2 Corinthiens 3,7 – 4,6

La Transfiguration : actualisation du Royaume, attente de la parousie

Constantin Andronikoff

Le sens des fêtes, p. 237

              Pour surmonter Gethsémani, le Golgotha et le Sépulcre, pour accomplir l’œuvre du retour au Royaume et recouvrer l’état paradisiaque, et donc pour tenir quelle que soit la durée des temps et des délais que le Père a fixés de sa propre autorité, l’humanité a besoin de connaître, au moins de prévoir ou de pressentir le Royaume.

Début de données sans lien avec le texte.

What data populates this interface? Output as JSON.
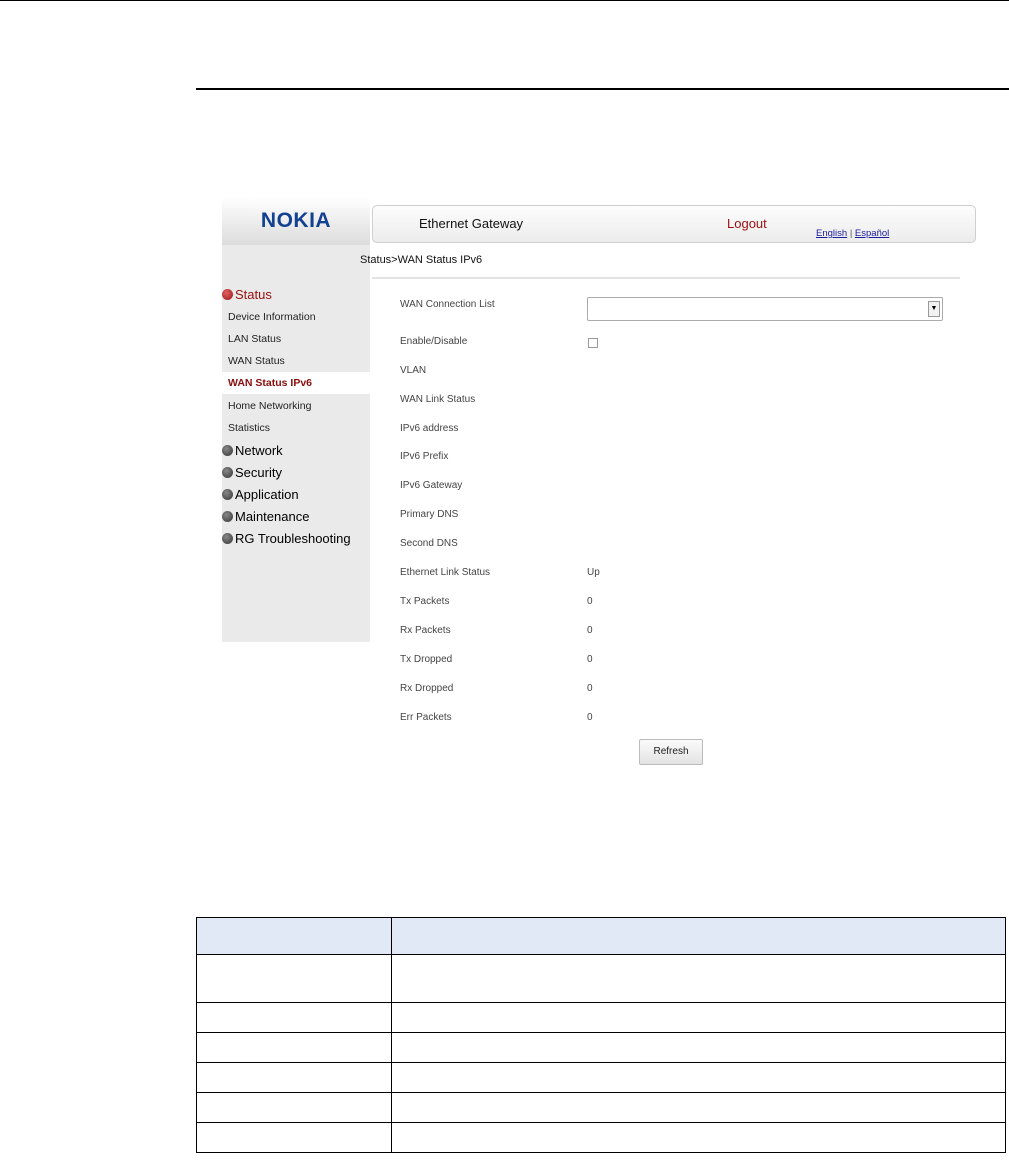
{
  "screenshot": {
    "brand": "NOKIA",
    "header": {
      "title": "Ethernet Gateway",
      "logout": "Logout",
      "lang_en": "English",
      "lang_sep": "|",
      "lang_es": "Español"
    },
    "breadcrumb": "Status>WAN Status IPv6",
    "sidebar": {
      "status_label": "Status",
      "status_items": [
        "Device Information",
        "LAN Status",
        "WAN Status",
        "WAN Status IPv6",
        "Home Networking",
        "Statistics"
      ],
      "sections": [
        "Network",
        "Security",
        "Application",
        "Maintenance",
        "RG Troubleshooting"
      ]
    },
    "fields": [
      {
        "label": "WAN Connection List",
        "value": ""
      },
      {
        "label": "Enable/Disable",
        "value": ""
      },
      {
        "label": "VLAN",
        "value": ""
      },
      {
        "label": "WAN Link Status",
        "value": ""
      },
      {
        "label": "IPv6 address",
        "value": ""
      },
      {
        "label": "IPv6 Prefix",
        "value": ""
      },
      {
        "label": "IPv6 Gateway",
        "value": ""
      },
      {
        "label": "Primary DNS",
        "value": ""
      },
      {
        "label": "Second DNS",
        "value": ""
      },
      {
        "label": "Ethernet Link Status",
        "value": "Up"
      },
      {
        "label": "Tx Packets",
        "value": "0"
      },
      {
        "label": "Rx Packets",
        "value": "0"
      },
      {
        "label": "Tx Dropped",
        "value": "0"
      },
      {
        "label": "Rx Dropped",
        "value": "0"
      },
      {
        "label": "Err Packets",
        "value": "0"
      }
    ],
    "enable_checked": false,
    "refresh_label": "Refresh"
  },
  "doc_table": {
    "header": [
      "",
      ""
    ],
    "rows": [
      [
        "",
        ""
      ],
      [
        "",
        ""
      ],
      [
        "",
        ""
      ],
      [
        "",
        ""
      ],
      [
        "",
        ""
      ],
      [
        "",
        ""
      ]
    ]
  }
}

La Transfiguration en est une image à la fois symbolique et réelle, une icône ; elle en est la préfiguration in actu. Tel est le sens pédagogique de l’événement, car les prophéties sont un ressort indispensable de l’histoire spirituelle.

       La lumière qui couvre les participants accompagne cette prophétie d’une splendeur particulière. Cette lumière est la robe nuptiale de l’Epoux, quand il se montre dans sa gloire devant l’Epouse, représentée ici par Pierre, Jacques et Jean, disciples du Nouveau Testament, par Moïse et Elie, la loi et les prophètes de l’Ancien. En un instant, par la prière du Dieu-homme, sur la montagne, les fidèles sont détachés des éléments chaotiques du monde. La confusion et le compromis du quotidien disparaissent, ils rentrent dans l’ordre divin, dans l’harmonie du créé en accord avec le Créateur, pour un instant, dans l’éternité. Ils sont illuminés de ce don tant attendu par l’humanité et absolument nouveau pour elle, qui est de participer à la glorification du Dieu-Homme par l’Esprit sous la voix du Père : ce don éclatant est la révélation de la Très Sainte Trinité. A ce point sublime, qui est l’une des fins du salut et l’idée fondamentale du christianisme, les vivants se jettent la face contre terre. Mais ils ont vu et entendu ce pour quoi ils sont nés.

       Jésus avait appris aux siens qu’il allait être trahi et mis à mort, qu’il allait toucher le fond de l’humiliation et de la souffrance humaine, l’extrémité de la kénose, de la condescendance divine. Il leur montrait maintenant l’objectif final du salut. Avant de monter sur le Golgotha, il les fait accéder au Thabor. Sans avoir vu la glorification lumineuse, ni en avoir conçu l’espoir pour la fin des temps, les disciples auraient pu céder naturellement à la désolation de la mort de Dieu, au désespoir devant son tombeau, et devant la faillite apparente de l’entreprise messianique. Face à l’échec présumé de nos propres aspirations et la perspective de notre mort inéluctable, nous pourrions nous-mêmes être troublés par des sentiments analogues. La Transfiguration nous permet d’attendre Pâques et de prévoir l’avenir au-delà de la Parousie. Son eschatologie justifie le christianisme quant à la doctrine et la chrétienté quant à l’histoire.